Preferred decision for swing bridge replacement expected to be presented in new year

Photo by Warren Schlote

LITTLE CURRENT – The proposed preferred alignment and bridge type for the Little Current swing bridge replacement is expected to be presented to the public this winter.

“The Little Current bridge replacement study is moving forward. We continue with design investigations to help determine the preferred alignment and bridge type,” Carole Paiement, communications co-ordinator with the North East operation of the Ministry of Transportation (MTO), told the Recorder this past Monday.

Ms. Paiement explained, “the ministry will be presenting the preferred alignment and bridge type to the public in winter of 2021, as part of a public information centre. This consultation will be made available through a variety of channels including online.”

As was reported in August, Stantec, the engineering firm, is undertaking the next stage of a multi-year planning, preliminary design and environmental assessment (EA) process to determine how to best overhaul or replace the century-old swing bridge.

Stantec had notified the Town of Northeastern Manitoulin and the Islands (NEMI) that it would be starting the archaeological and geotechnical assessment portions of the project.

It was explained that the stage two assessments are a requirement of the Ministry of Heritage, Sport and Tourism and Culture Industries and involves carrying out the digging of test pits, down at least five centimetres into the subsoil, and screening soil through six-millimetre hardware cloth to determine if there is any cultural material present that needs to be collected.

The geotechnical investigation was to include Stantec drilling both in-water and on-land boreholes to determine the conditions of the subsurface and bedrock materials in the area. Information gathered from the test work will be included in Stantec’s final report.
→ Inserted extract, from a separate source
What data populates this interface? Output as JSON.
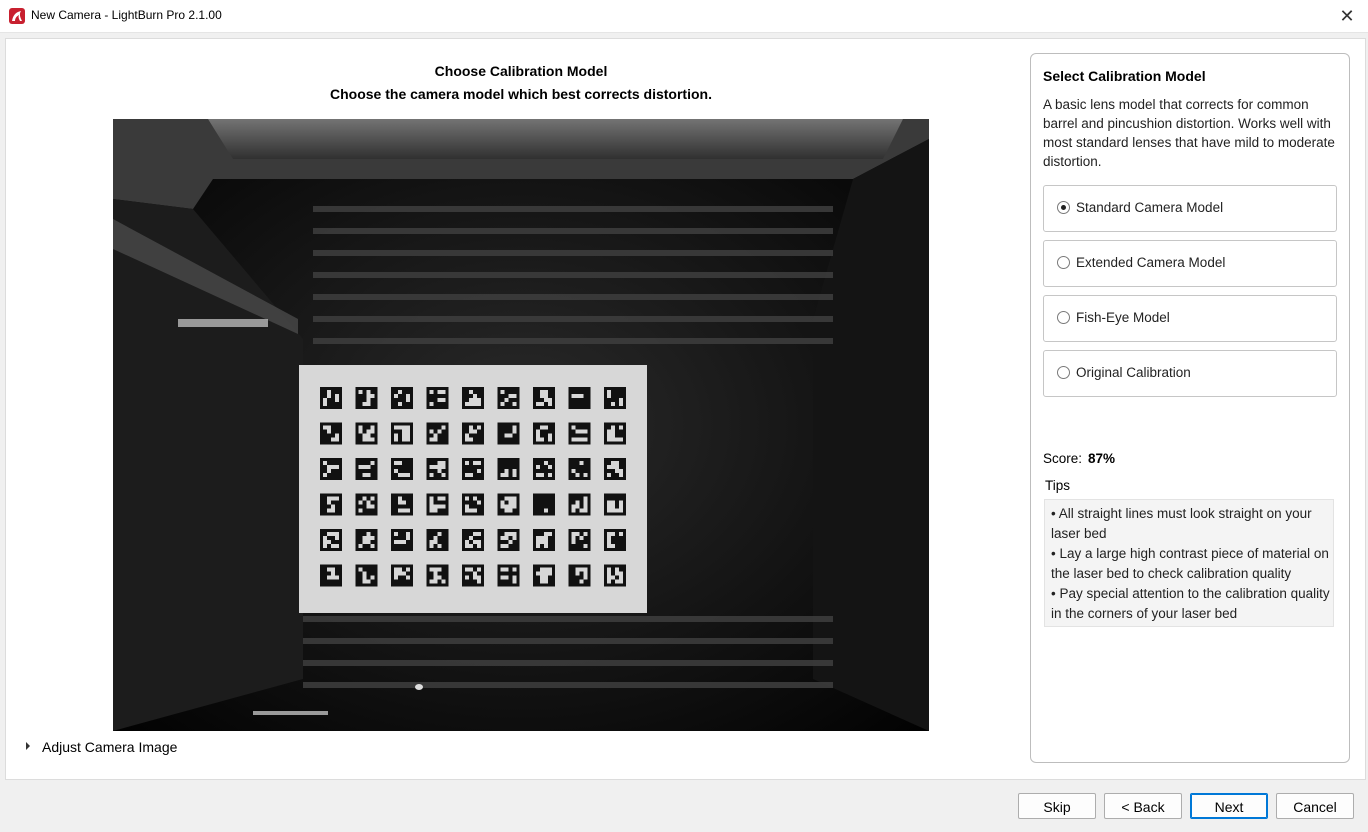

Stantec had been selected in 2018 as the successful bidder on the $2.5 million contract; this came after the MTO announced in 2017 that the bridge had deteriorated  to the point that it would need to have a major overhaul or be replaced entirely.

Built in 1912, the single-lane structure was designed by the Algoma Eastern Railway to handle rail traffic only, but by 1946 this had been modified to handle both rail and vehicular traffic.

Rail traffic ceased in the 1980s and the MTO took over operation of the bridge in 1983.

The alternatives that have or are being considered for the bridge include a new swing bridge, bascule bridge, lift bridge, high level bridge or submarine tunnel

The five options that remain in consideration for the eventual replacement of the current swing bridge, that MTO and Stantec Consulting Limited presented at public meetings in the summer of 2019, include: a new swing bridge with a projected cost of $140 million; a bascule bridge at a projected cost of $130 million; a lift bridge at a projected cost of $130 million; a high level bridge at a projected cost of $150 million; and a submarine tunnel at a projected cost of $500 million.